The inGRID AGM suite offers a number of benefits. For example, Indra’s iSpeed bus can increase compatibility across a wide variety of vendors and protocols. In addition, Indra’s monitoring portal can perform centralized, real-time grid asset monitoring of all voltage levels, and generate early warnings.
The suite also has a built-in what-if analysis tool for simulating changes before they’re performed, and powerful analytics for discovering trends and predicting outcomes from both historical and real-time information. What’s more, the suite can handle multiple use cases, such as medium- and lower-voltage monitoring, asset condition monitoring, distributed energy resources, and DR integration. This is good news for SIs, who can expand their offerings to include new use cases and post-deployment monitoring.
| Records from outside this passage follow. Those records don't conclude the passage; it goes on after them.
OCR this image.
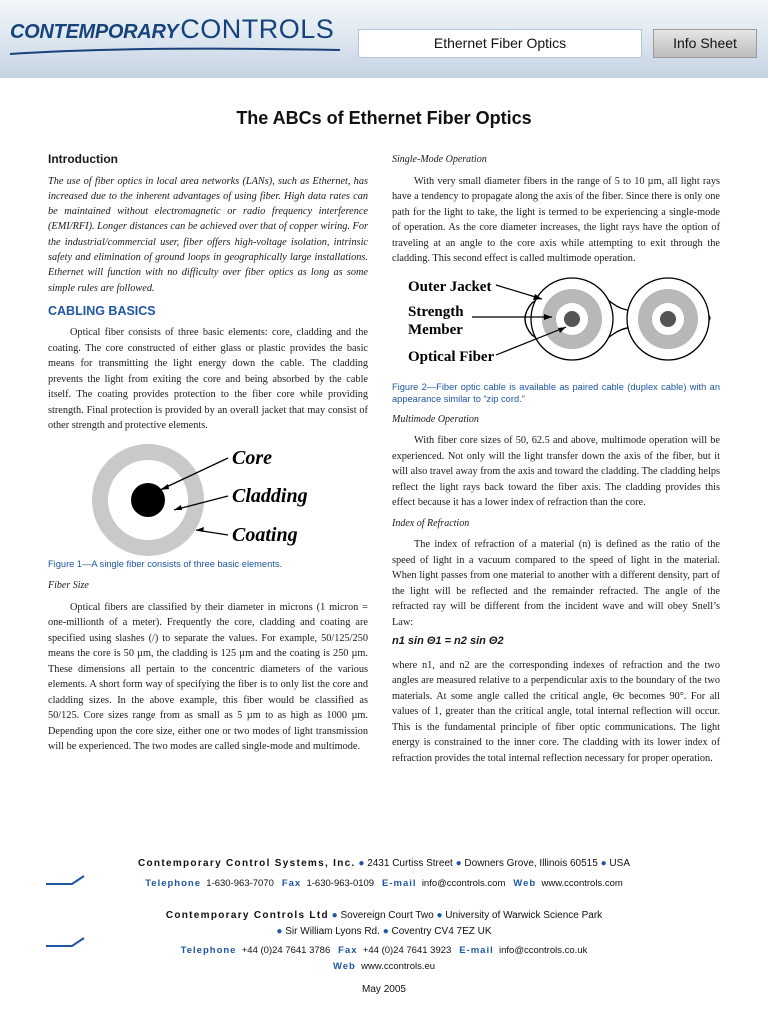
CONTEMPORARYCONTROLS	Ethernet Fiber Optics	Info Sheet
The ABCs of Ethernet Fiber Optics

Introduction

The use of fiber optics in local area networks (LANs), such as Ethernet, has increased due to the inherent advantages of using fiber. High data rates can be maintained without electromagnetic or radio frequency interference (EMI/RFI). Longer distances can be achieved over that of copper wiring. For the industrial/commercial user, fiber offers high-voltage isolation, intrinsic safety and elimination of ground loops in geographically large installations. Ethernet will function with no difficulty over fiber optics as long as some simple rules are followed.

CABLING BASICS

Optical fiber consists of three basic elements: core, cladding and the coating. The core constructed of either glass or plastic provides the basic means for transmitting the light energy down the cable. The cladding prevents the light from exiting the core and being absorbed by the cable itself. The coating provides protection to the fiber core while providing strength. Final protection is provided by an overall jacket that may consist of other strength and protective elements.

Core
Cladding
Coating

Figure 1—A single fiber consists of three basic elements.

Fiber Size

Optical fibers are classified by their diameter in microns (1 micron = one-millionth of a meter). Frequently the core, cladding and coating are specified using slashes (/) to separate the values. For example, 50/125/250 means the core is 50 µm, the cladding is 125 µm and the coating is 250 µm. These dimensions all pertain to the concentric diameters of the various elements. A short form way of specifying the fiber is to only list the core and cladding sizes. In the above example, this fiber would be classified as 50/125. Core sizes range from as small as 5 µm to as high as 1000 µm. Depending upon the core size, either one or two modes of light transmission will be experienced. The two modes are called single-mode and multimode.

Single-Mode Operation

With very small diameter fibers in the range of 5 to 10 µm, all light rays have a tendency to propagate along the axis of the fiber. Since there is only one path for the light to take, the light is termed to be experiencing a single-mode of operation. As the core diameter increases, the light rays have the option of traveling at an angle to the core axis while attempting to exit through the cladding. This second effect is called multimode operation.

Outer Jacket
Strength
Member
Optical Fiber

Figure 2—Fiber optic cable is available as paired cable (duplex cable) with an appearance similar to “zip cord.”

Multimode Operation

With fiber core sizes of 50, 62.5 and above, multimode operation will be experienced. Not only will the light transfer down the axis of the fiber, but it will also travel away from the axis and toward the cladding. The cladding helps reflect the light rays back toward the fiber axis. The cladding provides this effect because it has a lower index of refraction than the core.

Index of Refraction

The index of refraction of a material (n) is defined as the ratio of the speed of light in a vacuum compared to the speed of light in the material. When light passes from one material to another with a different density, part of the light will be reflected and the remainder refracted. The angle of the refracted ray will be different from the incident wave and will obey Snell’s Law:

n1 sin Θ1 = n2 sin Θ2

where n1, and n2 are the corresponding indexes of refraction and the two angles are measured relative to a perpendicular axis to the boundary of the two materials. At some angle called the critical angle, Θc becomes 90°. For all values of 1, greater than the critical angle, total internal reflection will occur. This is the fundamental principle of fiber optic communications. The light energy is constrained to the inner core. The cladding with its lower index of refraction provides the total internal reflection necessary for proper operation.

Contemporary Control Systems, Inc. ● 2431 Curtiss Street ● Downers Grove, Illinois 60515 ● USA
Telephone 1-630-963-7070 Fax 1-630-963-0109 E-mail info@ccontrols.com Web www.ccontrols.com
Contemporary Controls Ltd ● Sovereign Court Two ● University of Warwick Science Park
● Sir William Lyons Rd. ● Coventry CV4 7EZ UK
Telephone +44 (0)24 7641 3786 Fax +44 (0)24 7641 3923 E-mail info@ccontrols.co.uk
Web www.ccontrols.eu
May 2005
Indra’s edge nodes can also issue corrective instructions to assets, like batteries, to enable them to “self-heal,” and configure assets automatically to compensate for faulty assets or redirect power to where it’s needed most.
Partnering with Intel
Indra has partnered with Intel since 2015 because of the chipmaker’s proven track record in processing volumes of data generated from an IoT deployment. “Everything is about processing the information on the grid,” Prieto said. “If you can’t process it, you will not be able to react fast enough. You will not be able to add value and improve how you manage these systems.”
Intel® hardware and software allow Indra to offer an end-to-end solution. Gateways based on Intel® technology provide the edge processing needed for the smart energy grid, driving reliability through edge device management and robust security features. Intel also provides powerful cloud computing through Amazon Web Services servers built on Intel® Xeon® processors.
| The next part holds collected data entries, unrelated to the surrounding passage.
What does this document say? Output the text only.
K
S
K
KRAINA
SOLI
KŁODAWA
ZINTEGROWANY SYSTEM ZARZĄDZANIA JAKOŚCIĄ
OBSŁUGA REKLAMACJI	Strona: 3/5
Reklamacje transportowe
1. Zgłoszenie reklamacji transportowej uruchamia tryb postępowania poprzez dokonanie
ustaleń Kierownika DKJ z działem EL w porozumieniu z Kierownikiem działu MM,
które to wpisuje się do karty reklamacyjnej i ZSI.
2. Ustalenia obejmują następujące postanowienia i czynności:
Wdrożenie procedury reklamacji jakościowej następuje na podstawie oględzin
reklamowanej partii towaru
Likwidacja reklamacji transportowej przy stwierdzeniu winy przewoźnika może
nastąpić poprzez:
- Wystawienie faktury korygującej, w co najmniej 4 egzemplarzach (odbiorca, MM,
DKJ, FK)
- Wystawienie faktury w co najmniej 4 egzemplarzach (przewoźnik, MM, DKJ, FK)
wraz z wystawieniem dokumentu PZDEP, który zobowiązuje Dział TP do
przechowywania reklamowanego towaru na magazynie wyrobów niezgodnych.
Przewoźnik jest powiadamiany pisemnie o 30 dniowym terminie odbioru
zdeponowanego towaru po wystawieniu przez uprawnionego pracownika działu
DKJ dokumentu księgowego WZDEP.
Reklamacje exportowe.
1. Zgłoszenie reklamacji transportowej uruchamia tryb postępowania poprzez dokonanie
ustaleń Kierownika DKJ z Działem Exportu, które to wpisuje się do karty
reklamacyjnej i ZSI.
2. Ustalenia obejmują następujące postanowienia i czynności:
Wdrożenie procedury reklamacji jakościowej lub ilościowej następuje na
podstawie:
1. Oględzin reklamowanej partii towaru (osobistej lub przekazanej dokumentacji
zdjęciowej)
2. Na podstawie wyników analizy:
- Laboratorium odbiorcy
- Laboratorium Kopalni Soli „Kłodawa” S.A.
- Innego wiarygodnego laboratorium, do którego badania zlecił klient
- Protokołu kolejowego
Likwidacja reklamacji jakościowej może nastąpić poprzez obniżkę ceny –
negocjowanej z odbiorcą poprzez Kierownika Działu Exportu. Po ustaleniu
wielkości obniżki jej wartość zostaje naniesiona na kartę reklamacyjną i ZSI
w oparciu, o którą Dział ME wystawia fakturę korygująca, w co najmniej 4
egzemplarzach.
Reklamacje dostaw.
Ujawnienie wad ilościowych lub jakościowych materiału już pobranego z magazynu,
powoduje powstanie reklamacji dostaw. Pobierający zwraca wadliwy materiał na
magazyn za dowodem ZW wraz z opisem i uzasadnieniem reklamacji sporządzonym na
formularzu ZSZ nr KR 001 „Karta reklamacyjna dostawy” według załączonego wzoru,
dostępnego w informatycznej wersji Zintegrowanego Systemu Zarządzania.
Intel components are also designed to operate in a variety of conditions. “Some have to work in the field, processing information generated in substations and distribution transformers under extreme external conditions,” Prieto explained.
“And they need to be secure because as you open an infrastructure to monitor more elements, the more open it gets, the more risky it gets,” he continued. “Intel chips incorporate hardware encryption technology to ensure the secure exchange of information on the system.”
The bottom line? SIs have a new opportunity to help their power providers accelerate their journey to the smart grid—and to help their customers successfully manage their grids with post-deployment services.
Opening New Opportunities
With better control of the grid, new business models may begin to emerge. Organizations may want to have smart grids of their own. Operators could provide services related to those “micro grids,” especially with the help of knowledgeable SIs. At some point, even individual consumers could become energy brokers. If they have excess power from their solar panels or are going on vacation, with the help of the smart grid, they could sell power to their neighbors.
“This infrastructure will allow new markets to happen,” Prieto said, for end-customers and SIs alike. “This isn’t science fiction. We’re seeing it happening now.”